The West Strand Gallery is Kingston’s newest gallery, opening this past spring during May: this month they feature the exhibition, “Intersecting Art, Earth, Fire, Water & Air.” Gallery co-founders, Isabel and Julio Nazario commented; “We’ve had four exhibitions featuring 24 artists of diverse backgrounds. The aim of the gallery is to foster opportunity for diverse, underrepresented artists whose work is not well-known to be exhibited along with mid-career and established artists.”
The Nazario’s are also practicing artists who decided to relocate to Kingston over five years ago after visiting for years. They commented: “Since the mid-80s we have been visiting Kingston and surrounding communities. Over the years we grew closer to the growing diverse community of artists and felt anchored in Kingston, a place where we could create our own artwork.”
The current exhibition, “Intersecting Art, Earth, Fire, Water & Air,” features artworks that respond to the environmental crisis on our planet and related changes of the four elements of nature. This exhibit features digital photo prints, drawings, paintings, mixed media collages, and lithographs by Judith Brodsky, Diane Burko, Amy Fenton-Shine, Carmen Lizardo, and Pablo Shine.
Several of the pieces portray the current environmental crisis as the apocalyptic landscape. Judith Brodsky’s “Animals Run Away,” feature towers belching black smoke, a landscape that appears to be on fire, and a sleuth of bears exiting the picture plane in the foreground. Diane Burko’s prints also reference concerns about climate change and environmental degradation. In the print “Elegy for Columbia Glacier, Alaska,” we see brilliant blue areas broken up by shattered white patterns. Burko writes in her statement: “I see myself as a subversive artist, creating compelling images, which in turn, inform the public of the dire threats facing our planet.”

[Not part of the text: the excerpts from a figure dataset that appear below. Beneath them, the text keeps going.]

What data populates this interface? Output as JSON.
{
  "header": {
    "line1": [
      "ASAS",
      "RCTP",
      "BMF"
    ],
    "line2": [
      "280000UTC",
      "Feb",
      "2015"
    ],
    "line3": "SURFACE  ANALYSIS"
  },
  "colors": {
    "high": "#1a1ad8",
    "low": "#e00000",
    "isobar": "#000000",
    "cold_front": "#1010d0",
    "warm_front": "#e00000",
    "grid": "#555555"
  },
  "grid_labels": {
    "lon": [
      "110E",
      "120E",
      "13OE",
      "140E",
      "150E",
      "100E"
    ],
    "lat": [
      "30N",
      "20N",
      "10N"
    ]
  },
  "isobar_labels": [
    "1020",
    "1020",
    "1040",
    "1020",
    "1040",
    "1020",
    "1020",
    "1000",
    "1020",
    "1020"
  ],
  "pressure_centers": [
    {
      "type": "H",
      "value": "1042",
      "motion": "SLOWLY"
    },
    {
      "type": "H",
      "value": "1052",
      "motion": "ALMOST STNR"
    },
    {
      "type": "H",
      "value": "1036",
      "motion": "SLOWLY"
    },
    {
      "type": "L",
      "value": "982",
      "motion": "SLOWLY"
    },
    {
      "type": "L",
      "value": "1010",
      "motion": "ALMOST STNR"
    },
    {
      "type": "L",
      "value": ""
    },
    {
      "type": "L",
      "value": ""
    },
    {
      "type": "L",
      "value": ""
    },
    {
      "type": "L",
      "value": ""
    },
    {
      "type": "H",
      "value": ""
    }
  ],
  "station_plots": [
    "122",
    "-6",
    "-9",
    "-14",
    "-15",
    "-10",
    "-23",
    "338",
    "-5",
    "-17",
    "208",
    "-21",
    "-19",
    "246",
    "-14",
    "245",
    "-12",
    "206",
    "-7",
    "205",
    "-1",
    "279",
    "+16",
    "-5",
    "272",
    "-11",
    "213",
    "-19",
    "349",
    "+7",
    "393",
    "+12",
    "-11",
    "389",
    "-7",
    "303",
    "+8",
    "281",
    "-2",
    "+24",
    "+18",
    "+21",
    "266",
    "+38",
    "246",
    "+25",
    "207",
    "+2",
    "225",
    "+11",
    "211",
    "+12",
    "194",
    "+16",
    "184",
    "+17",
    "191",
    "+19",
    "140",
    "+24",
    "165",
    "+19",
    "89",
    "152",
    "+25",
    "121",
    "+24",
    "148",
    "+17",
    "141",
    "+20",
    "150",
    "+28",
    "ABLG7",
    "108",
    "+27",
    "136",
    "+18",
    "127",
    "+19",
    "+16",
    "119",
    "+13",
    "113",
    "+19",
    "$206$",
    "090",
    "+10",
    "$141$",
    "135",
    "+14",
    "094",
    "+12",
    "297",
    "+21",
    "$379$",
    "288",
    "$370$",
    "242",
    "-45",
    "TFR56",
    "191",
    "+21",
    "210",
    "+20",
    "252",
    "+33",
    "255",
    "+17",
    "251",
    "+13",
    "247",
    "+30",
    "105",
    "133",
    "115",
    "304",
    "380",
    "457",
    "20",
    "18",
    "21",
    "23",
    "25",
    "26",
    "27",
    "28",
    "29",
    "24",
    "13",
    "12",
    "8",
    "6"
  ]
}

Pablo Shine exhibits his series of trees that feel like portraits of spiritual guides existing on our planet. While they exude a mystical presence, the leafless trees also seem threatened by human-made environmental conditions. All of Shine’s trees from the Warrior Series stand by themselves, a silent witness to their surroundings. Amy Fenton-Shine’s photo collages bring together selections of her photography referencing images and forms found in nature. In “The Crossing,” we can see a chaotic over-laying of imagery that could represent shattered systems found in nature. The bridge might symbolize the movement towards further destruction.
Carmen Lizardo exhibits prints from her series, “To Swallow a River,” that begins with imagery from archives of unknown immigrants and slaves. She then superimposes her own image onto the images. She writes in her statement about references from Toni Morrison’s imperative, “how the past haunts the present making itself known and felt among the living.” In “Self-Portrait with Pearls,” the image of the face seems to gaze directly at the viewer, however, a string of sumptuous pearls is draped across the face covering the eyes. Could this mean the woman can see but never wear such a necklace? The portrait is floated on top of a brightly flowered blue background, similar to plastic tablecloths seen across Latin American Countries.
This article was originally published by the Poughkeepsie Journal October 29, 2021. The artists retain all copyrights to these images.
“Intersecting Art, Earth, Fire, Water & Air” exhibit at West Strand Gallery through November 16, 2021: 29 West Strand Street, Kingston, NY.